Lors de l’essai PLATO, la différence la plus significative entre le ticagrelor et le clopidogrel au chapitre de l’innocuité était l’incidence de la dyspnée (13,8 % vs 7,8 %; p<0,001). On ignore la cause exacte de cet effet indésirable, mais une nouvelle étude satellite menée par le Dr Storey, co-investigateur d’une autre étude satellite de PLATO, a confirmé que la dyspnée considérée comme liée au médicament était plus fréquente sous ticagrelor que sous clopidogrel (15 % vs 6,9 %; p<0,0001). Cependant, la dyspnée était le plus souvent légère ou modérée dans les deux groupes (99,6 % vs 99,7 %). Le taux d’abandons toutes causes confondues était plus élevé chez les patients ayant développé une dyspnée que chez les patients n’en ayant pas développé (26,2 % vs 23,2 %, respectivement). Cela dit, et c’est là un point très important, la dyspnée n’a rien changé aux principaux résultats ou conclusions de l’étude.

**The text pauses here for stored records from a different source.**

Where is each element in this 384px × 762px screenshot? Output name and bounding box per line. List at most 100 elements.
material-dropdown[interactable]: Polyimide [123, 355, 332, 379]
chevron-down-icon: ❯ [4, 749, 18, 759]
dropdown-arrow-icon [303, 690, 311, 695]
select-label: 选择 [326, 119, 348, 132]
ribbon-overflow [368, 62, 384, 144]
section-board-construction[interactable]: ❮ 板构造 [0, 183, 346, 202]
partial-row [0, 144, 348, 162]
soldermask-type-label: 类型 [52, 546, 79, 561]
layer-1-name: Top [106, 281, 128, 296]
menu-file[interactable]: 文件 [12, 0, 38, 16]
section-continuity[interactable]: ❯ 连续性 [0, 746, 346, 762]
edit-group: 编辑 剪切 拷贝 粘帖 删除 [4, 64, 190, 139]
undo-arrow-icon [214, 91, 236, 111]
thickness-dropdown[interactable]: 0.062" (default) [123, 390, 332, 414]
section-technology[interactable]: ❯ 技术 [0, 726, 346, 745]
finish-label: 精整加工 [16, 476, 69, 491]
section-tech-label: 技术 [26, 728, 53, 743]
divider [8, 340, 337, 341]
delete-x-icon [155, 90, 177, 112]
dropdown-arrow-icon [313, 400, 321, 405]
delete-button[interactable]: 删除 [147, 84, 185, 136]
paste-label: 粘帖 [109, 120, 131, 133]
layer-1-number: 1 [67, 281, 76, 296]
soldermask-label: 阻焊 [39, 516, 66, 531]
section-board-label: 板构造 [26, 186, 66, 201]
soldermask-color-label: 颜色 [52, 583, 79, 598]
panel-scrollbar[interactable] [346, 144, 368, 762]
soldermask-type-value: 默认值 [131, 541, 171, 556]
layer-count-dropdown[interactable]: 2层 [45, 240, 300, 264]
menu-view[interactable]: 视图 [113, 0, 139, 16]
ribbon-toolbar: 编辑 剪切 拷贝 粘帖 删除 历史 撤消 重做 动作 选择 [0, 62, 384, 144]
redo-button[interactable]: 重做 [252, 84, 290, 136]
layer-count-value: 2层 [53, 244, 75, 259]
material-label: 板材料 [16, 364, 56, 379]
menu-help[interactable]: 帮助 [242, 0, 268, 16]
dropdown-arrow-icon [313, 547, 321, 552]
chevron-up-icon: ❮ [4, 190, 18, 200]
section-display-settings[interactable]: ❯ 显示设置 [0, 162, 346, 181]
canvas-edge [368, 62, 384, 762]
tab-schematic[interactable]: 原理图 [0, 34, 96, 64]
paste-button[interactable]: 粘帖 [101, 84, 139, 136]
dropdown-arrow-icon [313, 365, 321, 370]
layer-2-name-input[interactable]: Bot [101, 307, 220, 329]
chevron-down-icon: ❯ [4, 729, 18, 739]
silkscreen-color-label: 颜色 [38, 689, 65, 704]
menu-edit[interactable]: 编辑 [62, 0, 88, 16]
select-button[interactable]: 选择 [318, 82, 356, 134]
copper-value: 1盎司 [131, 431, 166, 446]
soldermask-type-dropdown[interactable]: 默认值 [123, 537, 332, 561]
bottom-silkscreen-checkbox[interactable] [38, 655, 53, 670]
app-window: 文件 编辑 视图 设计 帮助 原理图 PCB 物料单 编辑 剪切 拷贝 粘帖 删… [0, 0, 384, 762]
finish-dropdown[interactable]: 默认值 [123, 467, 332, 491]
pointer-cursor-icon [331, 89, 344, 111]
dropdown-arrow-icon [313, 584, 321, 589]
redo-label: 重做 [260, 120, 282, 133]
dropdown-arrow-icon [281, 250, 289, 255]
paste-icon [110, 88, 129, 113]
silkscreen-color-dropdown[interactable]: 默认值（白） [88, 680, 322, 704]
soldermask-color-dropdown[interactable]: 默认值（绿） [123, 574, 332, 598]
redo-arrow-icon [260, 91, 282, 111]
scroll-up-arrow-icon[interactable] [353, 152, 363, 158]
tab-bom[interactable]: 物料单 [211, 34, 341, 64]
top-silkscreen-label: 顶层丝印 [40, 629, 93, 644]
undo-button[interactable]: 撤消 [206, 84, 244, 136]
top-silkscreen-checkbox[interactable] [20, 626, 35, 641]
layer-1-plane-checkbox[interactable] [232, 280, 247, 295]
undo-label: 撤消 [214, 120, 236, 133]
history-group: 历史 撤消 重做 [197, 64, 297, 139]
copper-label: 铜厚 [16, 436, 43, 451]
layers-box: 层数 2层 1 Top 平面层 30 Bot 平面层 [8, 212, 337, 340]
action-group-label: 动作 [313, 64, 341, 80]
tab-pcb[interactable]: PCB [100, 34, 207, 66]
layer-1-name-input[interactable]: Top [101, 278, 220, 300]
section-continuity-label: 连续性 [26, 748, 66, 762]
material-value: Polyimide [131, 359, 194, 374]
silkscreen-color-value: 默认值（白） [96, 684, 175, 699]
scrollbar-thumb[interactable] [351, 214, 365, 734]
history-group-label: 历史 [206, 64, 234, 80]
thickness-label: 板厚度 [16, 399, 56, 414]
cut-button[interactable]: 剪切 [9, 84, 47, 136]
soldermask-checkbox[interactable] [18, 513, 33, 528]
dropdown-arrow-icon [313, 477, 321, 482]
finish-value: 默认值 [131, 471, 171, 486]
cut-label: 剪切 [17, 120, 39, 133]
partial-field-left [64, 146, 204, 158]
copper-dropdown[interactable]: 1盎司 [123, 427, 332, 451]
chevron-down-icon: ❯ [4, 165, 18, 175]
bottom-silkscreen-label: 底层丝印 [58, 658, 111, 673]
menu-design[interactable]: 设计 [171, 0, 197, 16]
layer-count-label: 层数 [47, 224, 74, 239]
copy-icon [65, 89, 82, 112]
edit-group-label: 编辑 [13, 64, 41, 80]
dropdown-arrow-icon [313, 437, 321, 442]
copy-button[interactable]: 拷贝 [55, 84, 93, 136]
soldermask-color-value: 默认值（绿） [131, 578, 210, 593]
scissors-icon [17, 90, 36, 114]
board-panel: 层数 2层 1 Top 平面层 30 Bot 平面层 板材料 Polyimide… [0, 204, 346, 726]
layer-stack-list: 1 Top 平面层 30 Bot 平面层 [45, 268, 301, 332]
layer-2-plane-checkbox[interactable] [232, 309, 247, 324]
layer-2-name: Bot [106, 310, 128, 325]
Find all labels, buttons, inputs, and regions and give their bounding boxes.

«La dyspnée survenant sous ticagrelor, comparativement à la dyspnée survenant sous clopidogrel, ne semble pas associée à des différences sur le plan de l’efficacité ou des hémorragies cliniques», poursuit le Dr Storey.

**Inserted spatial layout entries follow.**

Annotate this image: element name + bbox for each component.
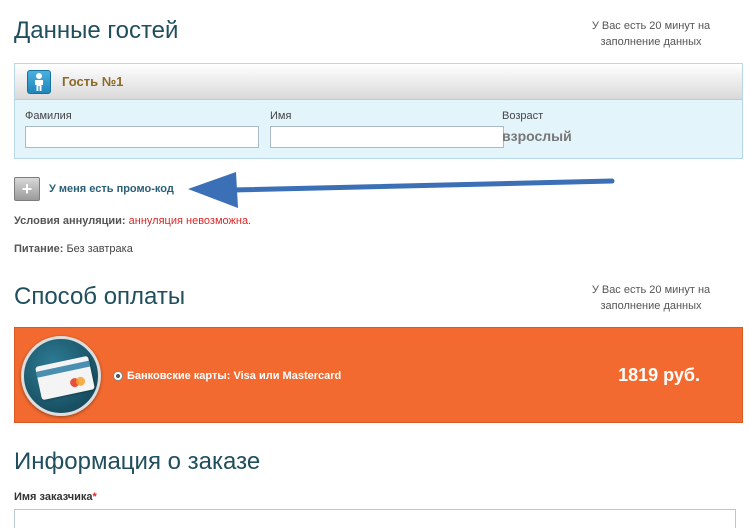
payment-option-card[interactable]: Банковские карты: Visa или Mastercard 18… bbox=[14, 327, 743, 423]
customer-name-label-text: Имя заказчика bbox=[14, 491, 93, 503]
guests-section-title: Данные гостей bbox=[14, 17, 179, 44]
name-input[interactable] bbox=[270, 126, 504, 148]
meals-line: Питание: Без завтрака bbox=[14, 243, 133, 255]
order-info-title: Информация о заказе bbox=[14, 448, 261, 475]
person-icon bbox=[27, 70, 51, 94]
mastercard-yellow-dot bbox=[75, 376, 86, 387]
payment-timer-note: У Вас есть 20 минут на заполнение данных bbox=[576, 282, 726, 314]
cancellation-line: Условия аннуляции: аннуляция невозможна. bbox=[14, 215, 251, 227]
payment-radio[interactable] bbox=[113, 371, 123, 381]
radio-selected-dot bbox=[116, 374, 120, 378]
name-label: Имя bbox=[270, 110, 292, 122]
age-label: Возраст bbox=[502, 110, 544, 122]
plus-icon: + bbox=[21, 179, 33, 199]
customer-name-input[interactable] bbox=[14, 509, 736, 528]
guest-card: Гость №1 Фамилия Имя Возраст взрослый bbox=[14, 63, 743, 159]
age-value: взрослый bbox=[502, 128, 572, 144]
customer-name-label: Имя заказчика* bbox=[14, 491, 97, 503]
timer-note-line2: заполнение данных bbox=[600, 300, 702, 312]
payment-price: 1819 руб. bbox=[618, 365, 700, 385]
timer-note-line2: заполнение данных bbox=[600, 36, 702, 48]
timer-note-line1: У Вас есть 20 минут на bbox=[591, 20, 711, 32]
surname-input[interactable] bbox=[25, 126, 259, 148]
required-mark: * bbox=[92, 491, 97, 503]
guest-title: Гость №1 bbox=[62, 74, 124, 89]
cancellation-value: аннуляция невозможна. bbox=[128, 215, 252, 227]
guest-header: Гость №1 bbox=[15, 64, 742, 100]
promo-toggle-button[interactable]: + bbox=[14, 177, 40, 201]
guests-timer-note: У Вас есть 20 минут на заполнение данных bbox=[576, 18, 726, 50]
card-stripe bbox=[36, 360, 91, 378]
payment-section-title: Способ оплаты bbox=[14, 283, 186, 310]
cancellation-label: Условия аннуляции: bbox=[14, 215, 126, 227]
bank-card-icon bbox=[21, 336, 101, 416]
promo-code-link[interactable]: У меня есть промо-код bbox=[49, 183, 174, 195]
card-graphic bbox=[35, 355, 95, 401]
payment-option-label[interactable]: Банковские карты: Visa или Mastercard bbox=[127, 370, 341, 382]
surname-label: Фамилия bbox=[25, 110, 72, 122]
meals-label: Питание: bbox=[14, 243, 64, 255]
timer-note-line1: У Вас есть 20 минут на bbox=[591, 284, 711, 296]
meals-value: Без завтрака bbox=[66, 243, 133, 255]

Dans les faits, c’est la variabilité de la réponse au clopidogrel qui motive les chercheurs à trouver de meilleures stratégies de prévention des événements thrombotiques, non seulement chez les victimes d’un SCA, mais aussi chez les patients ayant besoin d’un traitement antiplaquettaire au long cours, par exemple après la pose d’un tuteur intracoronarien. Comparativement au clopidogrel, le ticagrelor et le prasugrel – tous administrés aux doses habituelles – offrent une plus grande rapidité d’action et un effet antiplaquettaire maximal plus prononcé, mais c’est la constance relative de leur effet antiplaquettaire qui pourrait être leur plus grand atout.

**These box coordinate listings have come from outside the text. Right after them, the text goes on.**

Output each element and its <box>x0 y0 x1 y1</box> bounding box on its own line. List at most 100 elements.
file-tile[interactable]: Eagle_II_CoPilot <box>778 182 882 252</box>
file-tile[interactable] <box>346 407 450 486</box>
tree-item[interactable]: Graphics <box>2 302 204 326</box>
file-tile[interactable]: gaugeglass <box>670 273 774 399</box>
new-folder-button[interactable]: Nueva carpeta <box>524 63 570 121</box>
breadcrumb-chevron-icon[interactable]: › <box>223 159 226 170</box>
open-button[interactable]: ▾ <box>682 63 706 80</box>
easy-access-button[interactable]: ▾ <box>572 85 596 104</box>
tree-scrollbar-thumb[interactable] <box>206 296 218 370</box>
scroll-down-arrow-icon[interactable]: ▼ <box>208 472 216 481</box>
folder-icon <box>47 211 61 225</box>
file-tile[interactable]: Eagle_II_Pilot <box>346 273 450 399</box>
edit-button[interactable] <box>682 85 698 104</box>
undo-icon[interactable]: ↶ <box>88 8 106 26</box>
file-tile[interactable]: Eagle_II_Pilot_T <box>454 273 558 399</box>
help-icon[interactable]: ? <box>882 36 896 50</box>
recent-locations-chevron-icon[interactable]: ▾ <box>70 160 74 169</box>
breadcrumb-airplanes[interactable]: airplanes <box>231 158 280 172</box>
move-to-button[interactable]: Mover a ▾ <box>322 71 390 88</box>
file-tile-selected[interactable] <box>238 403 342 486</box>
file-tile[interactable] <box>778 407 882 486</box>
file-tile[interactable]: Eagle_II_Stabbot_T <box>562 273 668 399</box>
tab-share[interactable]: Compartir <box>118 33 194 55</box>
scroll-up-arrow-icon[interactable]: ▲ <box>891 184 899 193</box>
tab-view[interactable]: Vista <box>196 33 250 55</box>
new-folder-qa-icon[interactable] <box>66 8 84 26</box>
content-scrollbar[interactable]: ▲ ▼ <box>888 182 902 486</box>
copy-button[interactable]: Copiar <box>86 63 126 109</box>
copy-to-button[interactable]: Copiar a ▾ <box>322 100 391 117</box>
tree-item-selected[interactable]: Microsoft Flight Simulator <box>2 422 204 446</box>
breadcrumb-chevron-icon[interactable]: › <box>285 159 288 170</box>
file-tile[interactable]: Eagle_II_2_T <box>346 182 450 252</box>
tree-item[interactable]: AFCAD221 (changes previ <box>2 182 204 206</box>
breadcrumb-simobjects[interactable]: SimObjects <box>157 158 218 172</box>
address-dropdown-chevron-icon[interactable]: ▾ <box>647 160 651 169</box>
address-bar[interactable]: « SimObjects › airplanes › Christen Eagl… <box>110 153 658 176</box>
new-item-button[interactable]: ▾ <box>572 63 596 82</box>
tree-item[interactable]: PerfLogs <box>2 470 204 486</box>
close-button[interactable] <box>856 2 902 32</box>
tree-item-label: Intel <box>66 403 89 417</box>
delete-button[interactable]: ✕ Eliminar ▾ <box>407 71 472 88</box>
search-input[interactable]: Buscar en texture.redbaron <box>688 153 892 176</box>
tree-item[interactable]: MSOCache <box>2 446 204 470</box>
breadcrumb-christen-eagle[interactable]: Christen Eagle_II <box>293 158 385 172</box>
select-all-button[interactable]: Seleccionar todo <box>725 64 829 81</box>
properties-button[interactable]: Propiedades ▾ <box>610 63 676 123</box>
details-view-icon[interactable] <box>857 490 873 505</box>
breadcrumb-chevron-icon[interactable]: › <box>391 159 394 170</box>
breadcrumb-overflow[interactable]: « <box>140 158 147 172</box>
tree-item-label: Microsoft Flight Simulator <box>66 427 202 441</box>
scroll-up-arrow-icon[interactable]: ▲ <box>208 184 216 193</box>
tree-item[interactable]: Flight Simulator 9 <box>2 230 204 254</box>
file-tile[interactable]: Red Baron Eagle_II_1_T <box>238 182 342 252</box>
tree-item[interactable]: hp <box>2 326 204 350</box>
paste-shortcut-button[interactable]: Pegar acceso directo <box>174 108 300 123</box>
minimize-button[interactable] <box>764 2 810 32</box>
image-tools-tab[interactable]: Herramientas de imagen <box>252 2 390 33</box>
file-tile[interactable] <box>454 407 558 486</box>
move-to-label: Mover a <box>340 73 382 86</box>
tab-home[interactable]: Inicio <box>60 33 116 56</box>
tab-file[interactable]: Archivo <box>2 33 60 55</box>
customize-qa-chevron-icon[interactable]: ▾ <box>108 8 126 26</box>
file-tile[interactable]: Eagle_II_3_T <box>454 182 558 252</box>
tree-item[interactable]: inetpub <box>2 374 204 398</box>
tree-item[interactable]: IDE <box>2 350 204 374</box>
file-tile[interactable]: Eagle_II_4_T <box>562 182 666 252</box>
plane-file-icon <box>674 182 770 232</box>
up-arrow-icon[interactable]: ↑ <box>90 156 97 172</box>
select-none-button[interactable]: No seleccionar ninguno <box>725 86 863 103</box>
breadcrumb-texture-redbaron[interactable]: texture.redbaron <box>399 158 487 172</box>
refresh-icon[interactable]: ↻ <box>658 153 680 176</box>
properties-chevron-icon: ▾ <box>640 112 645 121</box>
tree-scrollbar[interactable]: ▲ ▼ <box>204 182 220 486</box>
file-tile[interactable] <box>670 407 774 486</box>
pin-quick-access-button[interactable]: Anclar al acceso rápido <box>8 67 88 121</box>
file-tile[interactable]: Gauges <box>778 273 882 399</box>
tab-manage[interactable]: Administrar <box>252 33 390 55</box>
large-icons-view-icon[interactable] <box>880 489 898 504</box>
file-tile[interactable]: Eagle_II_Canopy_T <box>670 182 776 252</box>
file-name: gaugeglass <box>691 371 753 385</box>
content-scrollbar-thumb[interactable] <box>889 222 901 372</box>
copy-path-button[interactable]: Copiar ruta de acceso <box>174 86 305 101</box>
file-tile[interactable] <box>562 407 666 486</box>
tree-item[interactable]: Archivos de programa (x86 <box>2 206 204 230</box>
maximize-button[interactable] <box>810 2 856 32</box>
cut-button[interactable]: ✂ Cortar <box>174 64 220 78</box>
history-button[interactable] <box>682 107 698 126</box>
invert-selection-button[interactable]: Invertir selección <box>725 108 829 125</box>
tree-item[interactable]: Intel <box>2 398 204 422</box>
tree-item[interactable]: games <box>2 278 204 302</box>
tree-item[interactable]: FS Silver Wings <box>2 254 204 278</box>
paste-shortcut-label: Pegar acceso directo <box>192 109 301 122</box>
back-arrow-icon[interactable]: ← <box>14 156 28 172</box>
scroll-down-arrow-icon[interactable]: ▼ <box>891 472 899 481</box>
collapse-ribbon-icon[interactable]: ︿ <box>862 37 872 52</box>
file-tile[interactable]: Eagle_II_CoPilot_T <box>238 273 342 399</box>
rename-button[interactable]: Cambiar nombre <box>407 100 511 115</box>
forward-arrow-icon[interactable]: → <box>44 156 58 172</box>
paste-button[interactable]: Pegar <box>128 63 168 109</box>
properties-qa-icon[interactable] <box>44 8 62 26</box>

«Lorsqu’il est ajouté à l’AAS, le clopidogrel est efficace, mais le ticagrelor et le prasugrel sont des agents de nouvelle génération plus puissants dont l’effet antiplaquettaire est plus constant chez l’ensemble des patients», fait remarquer le Dr Christopher Cannon, Brigham and Women’s Hospital, Harvard Medical School, Boston, Massachusetts. À son avis, «les nouveaux traitements gagneront du terrain sur le clopidogrel» non seulement en raison de leur plus grande efficacité globale, mais aussi en raison de la variabilité moindre de leur effet antiplaquettaire, la variabilité associée au clopidogrel exposant certains patients à un risque accru d’événement thrombotique.

Résumé

Par comparaison au clopidogrel, le ticagrelor et le prasugrel, deux antiplaquettaires de nouvelle génération, protègent mieux les victimes d’un SCA contre un événement thrombotique majeur non seulement en raison de leur plus grande rapidité d’action et de leur activité antiplaquettaire plus puissante, mais aussi en raison de polymorphismes génétiques qui entraînent, chez une proportion substantielle de patients, une réponse moindre au clopidogrel, le métabolite actif de ce dernier étant alors moins biodisponible. Certes, des tests génétiques permettent de reconnaître les patients peu susceptibles de répondre au traitement par le clopidogrel, mais le recours aux agents de nouvelle génération, qui ne dépendent pas de ces voies métaboliques, apparaît comme une solution plus pratique.